Based on their similar expression patterns, all of the DAPs identified during anther development were divided into six clusters (Fig. 8). The expression levels of cluster 2 members in the sterile group (BY_JS, BY_SF, and BY_SH) were upregulated compared with those in the fertile group (KY_JS, KY_SF, and KY_SH), but the expression levels of cluster 1 members in the sterile group (BY_JS, BY_SF, and BY_SH) were downpregulated compared with those in the fertile group (KY_JS, KY_SF, and KY_SH) (Fig. 8). Furthermore, these DAPs were mainly related to citrate metabolic process, cold acclimation, regulatory region nucleic acid binding, response to jasmonic acid, microbody, and acid phosphatase activity pathway (Fig. 8 and Fig. S2). Furthermore, the expression levels in cluster 5 were significantly downregulated in KY_SH compared with BY_SH, whereas those of some in cluster 6 were upregulated in KY_SH, where they were involved in response to stress, stimulus, peroxisome, antioxidant activity, detoxification, and other metabolism pathways (Fig. 8 and Fig. S2).
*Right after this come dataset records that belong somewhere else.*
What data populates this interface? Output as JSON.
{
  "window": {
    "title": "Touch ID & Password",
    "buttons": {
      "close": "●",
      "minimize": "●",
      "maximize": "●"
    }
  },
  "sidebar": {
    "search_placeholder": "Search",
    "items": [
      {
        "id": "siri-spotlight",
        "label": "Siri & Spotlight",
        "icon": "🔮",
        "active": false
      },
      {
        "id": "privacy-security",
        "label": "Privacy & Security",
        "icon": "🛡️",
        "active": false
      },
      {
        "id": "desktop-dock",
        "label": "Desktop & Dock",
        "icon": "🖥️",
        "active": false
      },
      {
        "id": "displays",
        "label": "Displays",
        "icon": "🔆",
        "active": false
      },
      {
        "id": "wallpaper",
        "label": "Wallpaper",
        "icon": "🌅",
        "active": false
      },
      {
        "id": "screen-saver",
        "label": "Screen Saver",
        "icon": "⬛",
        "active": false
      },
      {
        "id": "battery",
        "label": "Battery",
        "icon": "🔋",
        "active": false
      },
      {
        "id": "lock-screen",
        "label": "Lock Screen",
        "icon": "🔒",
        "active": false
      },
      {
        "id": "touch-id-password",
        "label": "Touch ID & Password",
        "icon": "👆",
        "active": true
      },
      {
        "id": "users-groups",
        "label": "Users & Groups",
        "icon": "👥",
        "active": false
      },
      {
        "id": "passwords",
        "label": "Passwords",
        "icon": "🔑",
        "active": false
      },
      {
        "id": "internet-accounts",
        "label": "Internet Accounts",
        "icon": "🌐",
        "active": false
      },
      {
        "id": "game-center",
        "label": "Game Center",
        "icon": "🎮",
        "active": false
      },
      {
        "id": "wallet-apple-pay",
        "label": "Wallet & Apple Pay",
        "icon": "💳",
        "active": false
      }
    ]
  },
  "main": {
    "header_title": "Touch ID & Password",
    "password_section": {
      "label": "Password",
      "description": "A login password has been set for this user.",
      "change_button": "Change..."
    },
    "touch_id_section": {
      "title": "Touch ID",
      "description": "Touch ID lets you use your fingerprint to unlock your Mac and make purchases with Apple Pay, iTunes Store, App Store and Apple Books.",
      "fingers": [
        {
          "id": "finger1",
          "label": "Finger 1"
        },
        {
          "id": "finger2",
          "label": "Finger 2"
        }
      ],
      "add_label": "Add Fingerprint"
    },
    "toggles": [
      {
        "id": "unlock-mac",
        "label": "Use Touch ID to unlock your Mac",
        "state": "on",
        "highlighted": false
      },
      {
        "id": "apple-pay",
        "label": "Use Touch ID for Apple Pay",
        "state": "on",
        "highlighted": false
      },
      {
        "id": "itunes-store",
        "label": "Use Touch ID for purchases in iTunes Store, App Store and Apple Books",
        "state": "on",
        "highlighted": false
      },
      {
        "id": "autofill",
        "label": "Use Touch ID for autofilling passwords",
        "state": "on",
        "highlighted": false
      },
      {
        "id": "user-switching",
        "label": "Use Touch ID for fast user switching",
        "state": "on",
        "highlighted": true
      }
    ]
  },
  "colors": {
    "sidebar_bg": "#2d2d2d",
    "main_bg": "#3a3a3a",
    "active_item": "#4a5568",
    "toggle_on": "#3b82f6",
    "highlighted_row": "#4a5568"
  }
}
Targeted protein quantification by PRM

To confirm the reliability of the proteome data, PRM was conducted to quantify the targeted proteins. About 15–20 proteins from the KEGG pathway data in three different stages were randomly selected and quantified. Nineteen proteins from 20 selected randomly in the meiosis stage (BY_JS vs. KY_JS) had quantitative information and 1.5-fold changes occurred in all of these proteins, where 13 were downregulated and six were upregulated (Fig. 9A). Due to the properties of the proteins and their abundances, six proteins (four downregulated and two upregulated) were randomly selected from 15 proteins identified in the microspore tetrad stage (BY_SF vs. KY_SF) (Fig. 9B). Interestingly, three downregulated proteins with lipid-binding domains comprising A0A2G2YY91, A0A2G3AC90, and A0A1U8E7C6 may function in lipid transport during anther development. In addition, 20 proteins (10 downregulated and 10 upregulated) among 22 randomly selected proteins identified as proteins related to glycometabolism, including A0A2G2ZTG5, A0A1U8F8K6, and A0A1U8HAH9, were downregulated in the binucleate microspore stage in the male fertile pepper line (Fig. 9C). The PRM results indicate that the DAPs were stable and accurately quantified.